Martynas Pocius was supposed to spend the summer in Europe, playing for the Lithuanian junior national team, but the 6-4 guard came down with a case of tendonitis and was not able to play. He arrived in Durham a few days after his classmates.
"They'll be here for about six weeks," Krzyzewski said. "There are a number of great values to this. The very first thing is just the adjustment of being away from home and getting that done during the summer. Secondly, the adjustment academically. ... It's a huge adjustment (from high school). That gives them a great base.
"Another advantage is just conditioning-wise. They'll go through a really hard conditioning program, harder than they've ever been through."

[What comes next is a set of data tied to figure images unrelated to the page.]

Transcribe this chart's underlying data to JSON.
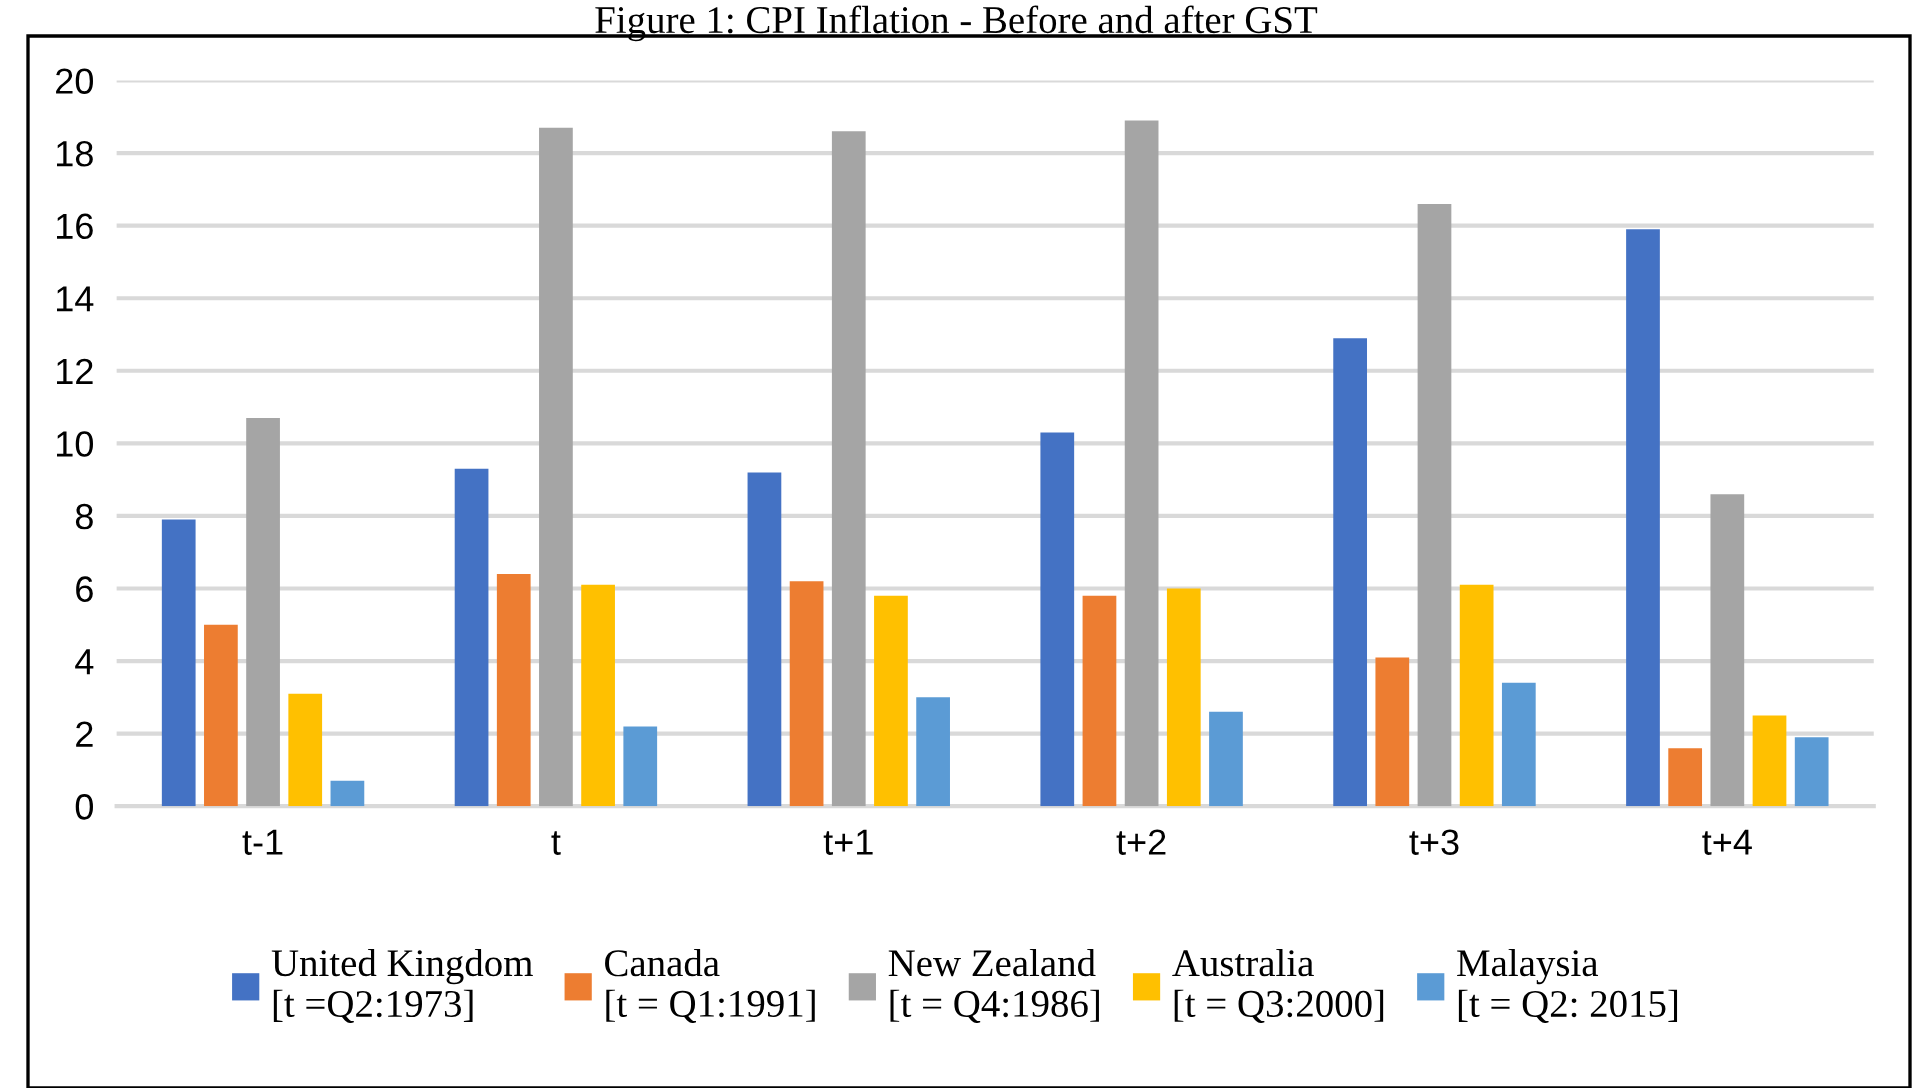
{
  "chart_data": {
    "type": "bar",
    "title": "Figure 1: CPI Inflation - Before and after GST",
    "categories": [
      "t-1",
      "t",
      "t+1",
      "t+2",
      "t+3",
      "t+4"
    ],
    "series": [
      {
        "name": "United Kingdom\n[t =Q2:1973]",
        "color": "#4472c4",
        "values": [
          7.9,
          9.3,
          9.2,
          10.3,
          12.9,
          15.9
        ]
      },
      {
        "name": "Canada\n[t = Q1:1991]",
        "color": "#ed7d31",
        "values": [
          5.0,
          6.4,
          6.2,
          5.8,
          4.1,
          1.6
        ]
      },
      {
        "name": "New Zealand\n[t = Q4:1986]",
        "color": "#a5a5a5",
        "values": [
          10.7,
          18.7,
          18.6,
          18.9,
          16.6,
          8.6
        ]
      },
      {
        "name": "Australia\n[t = Q3:2000]",
        "color": "#ffc000",
        "values": [
          3.1,
          6.1,
          5.8,
          6.0,
          6.1,
          2.5
        ]
      },
      {
        "name": "Malaysia\n[t = Q2: 2015]",
        "color": "#5b9bd5",
        "values": [
          0.7,
          2.2,
          3.0,
          2.6,
          3.4,
          1.9
        ]
      }
    ],
    "ylim": [
      0,
      20
    ],
    "yticks": [
      0,
      2,
      4,
      6,
      8,
      10,
      12,
      14,
      16,
      18,
      20
    ],
    "grid": "y",
    "legend": "bottom"
  }
}
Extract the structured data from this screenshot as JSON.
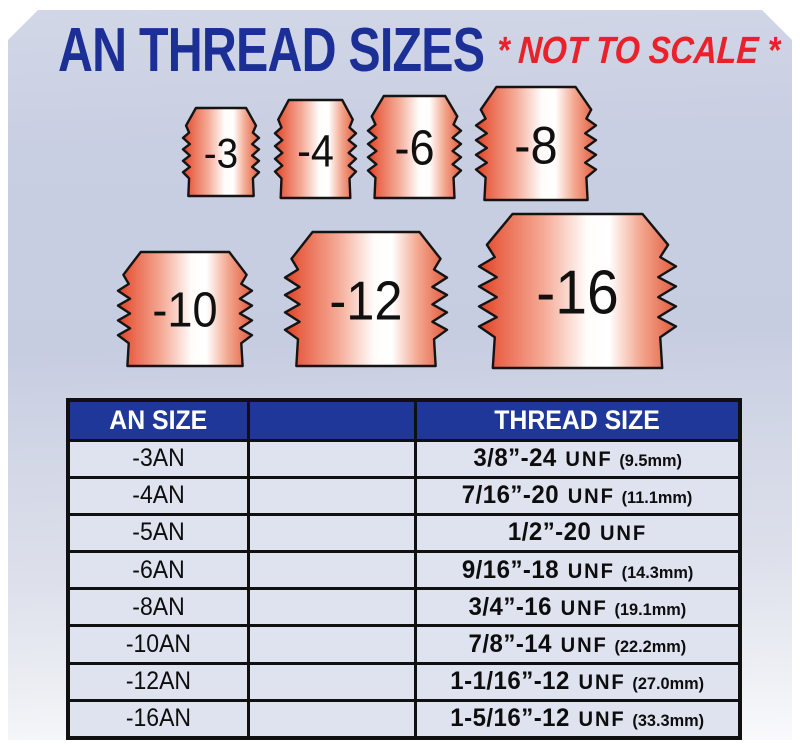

Krzyzewski said the NCAA legislation passed several years ago that allows for the schools to pay for their incoming players to attend summer school is one of the best moves that organization has made. The rule since has been applied to other sports as well.
"It's really a step in the right direction," he said. "It helps in graduation rates, keeping kids eligible, all those things. There's not a downside."